HIP XML Parser (v0.01) – search parser – Self Plagiarism is Style

Okay folks – here’s the companion piece of code to the bib parser I posted a few weeks ago!
http://www.daveyp.com/files/stuff/xmlparser/search.pl
As with the previous code, this is alpha at best and should be treated as such. However, if you have any suggestions then please feed them back to me.
As well as specifying your own $url, you can also tweak the $maxResults value to determine just how many results you’ll actually get back. This will override the npp value in the URL — this means you should be able to lift a keyword search URL from HIP (which might just return sets of 10 or 20 at a time) and get the script to actually bring back as many results as you want (e.g. 100 or 1,000).

A sample Data::Dumper output of the data structure returned by the function is shown here:
http://www.daveyp.com/files/stuff/xmlparser/search_dump.txt
The dump shows you…
1) A total of 9 results were found, but $maxResults was set to 5, so only 5 results were returned.
2) Each “attribute” (e.g. title, author, ISBN) should have an array of values and the ordering of the array is consistent. In other words, the second result returned by the keyword search has the following attributes:

title: The amber spyglass.
author: Pullman, Philip, 1946-
bib number: 407341
ISBN: 043999358X
publisher: Scholastic
class/call: 823.914 PUL

3) Some of the attributes (e.g. author) can return multiple values.

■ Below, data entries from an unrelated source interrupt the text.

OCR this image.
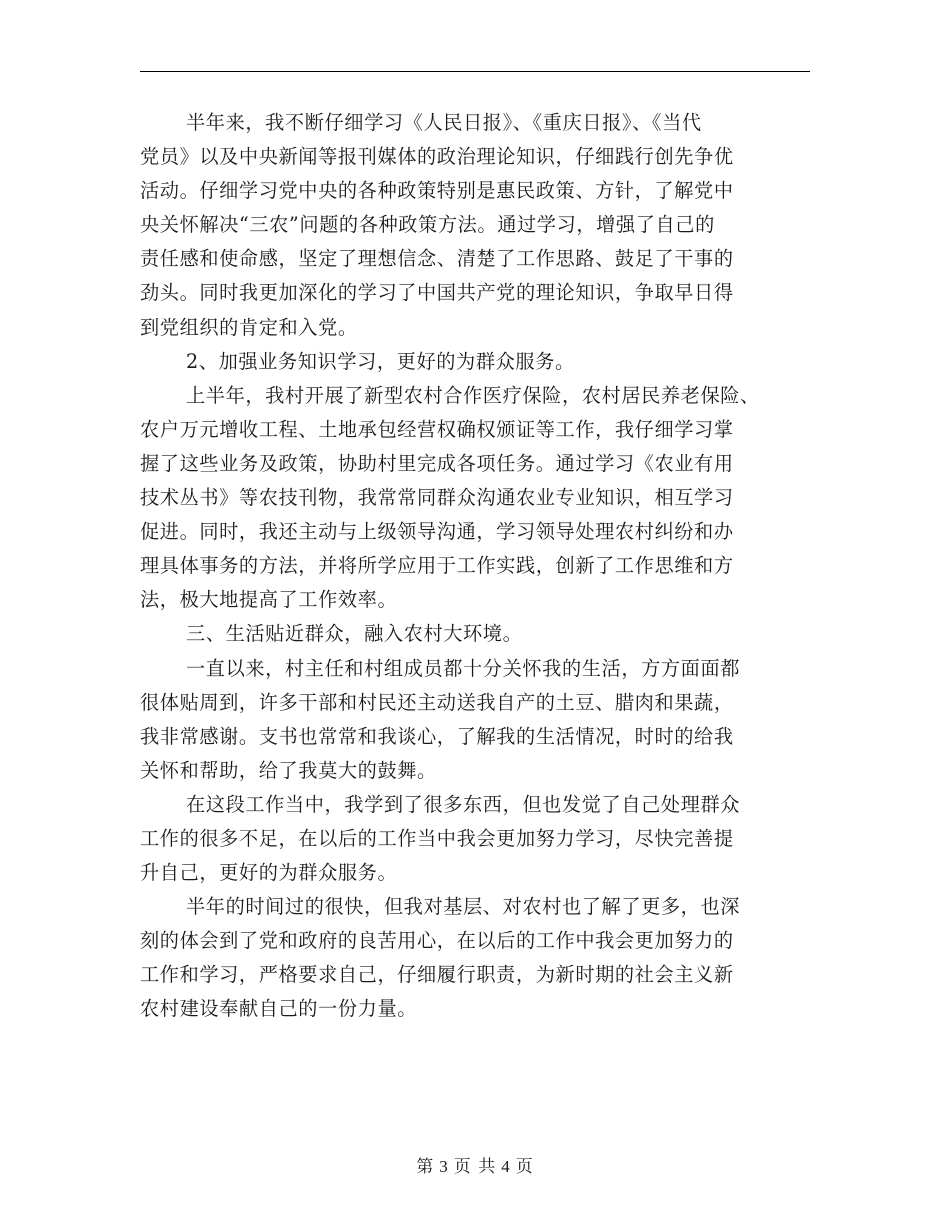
半年来，我不断仔细学习《人民日报》、《重庆日报》、《当代
党员》以及中央新闻等报刊媒体的政治理论知识，仔细践行创先争优
活动。仔细学习党中央的各种政策特别是惠民政策、方针，了解党中
央关怀解决“三农”问题的各种政策方法。通过学习，增强了自己的
责任感和使命感，坚定了理想信念、清楚了工作思路、鼓足了干事的
劲头。同时我更加深化的学习了中国共产党的理论知识，争取早日得
到党组织的肯定和入党。
2、加强业务知识学习，更好的为群众服务。
上半年，我村开展了新型农村合作医疗保险，农村居民养老保险、
农户万元增收工程、土地承包经营权确权颁证等工作，我仔细学习掌
握了这些业务及政策，协助村里完成各项任务。通过学习《农业有用
技术丛书》等农技刊物，我常常同群众沟通农业专业知识，相互学习
促进。同时，我还主动与上级领导沟通，学习领导处理农村纠纷和办
理具体事务的方法，并将所学应用于工作实践，创新了工作思维和方
法，极大地提高了工作效率。
三、生活贴近群众，融入农村大环境。
一直以来，村主任和村组成员都十分关怀我的生活，方方面面都
很体贴周到，许多干部和村民还主动送我自产的土豆、腊肉和果蔬，
我非常感谢。支书也常常和我谈心，了解我的生活情况，时时的给我
关怀和帮助，给了我莫大的鼓舞。
在这段工作当中，我学到了很多东西，但也发觉了自己处理群众
工作的很多不足，在以后的工作当中我会更加努力学习，尽快完善提
升自己，更好的为群众服务。
半年的时间过的很快，但我对基层、对农村也了解了更多，也深
刻的体会到了党和政府的良苦用心，在以后的工作中我会更加努力的
工作和学习，严格要求自己，仔细履行职责，为新时期的社会主义新
农村建设奉献自己的一份力量。
第 3 页 共 4 页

In the above example, the first result has 2 authors and the fifth result has 2 titles.
4) Depending on how you’ve configured your HIP display, you’ll get a set of miscDetails. The miscHeaders will show you what they actually represent (these should match the labels you’ve set in the HIP admin). So, in the above example, none of the 5 results has returned a value for the “format” field.

If HIP finds just a single result for a keyword search, then it will automatically give you the full bib page (rather than a results page with just a single result). As parseSearch is expecting to parse a search page, it won’t understand a full bib page. If this happens, it will give you the following error value:
search returned a full bib page
If you’re wanting to use the data structure to create a search results page (e.g. for OpenSearch), then you’ll need to check for that error message and:
a) send the XML output ($content) through the parseBib function
b) use the data returned by parseBib to “fake” a single result.

What I hope to do during the next few weeks is to put together a CGI script that uses both of the functions (parseSearch and parseBib) to provide an OpenSearch interface. A couple of SirsiDynix sites have volunteered to let me use their HIP servers, so hopefully I’ll be able to provide them with a working OpenSearch facility!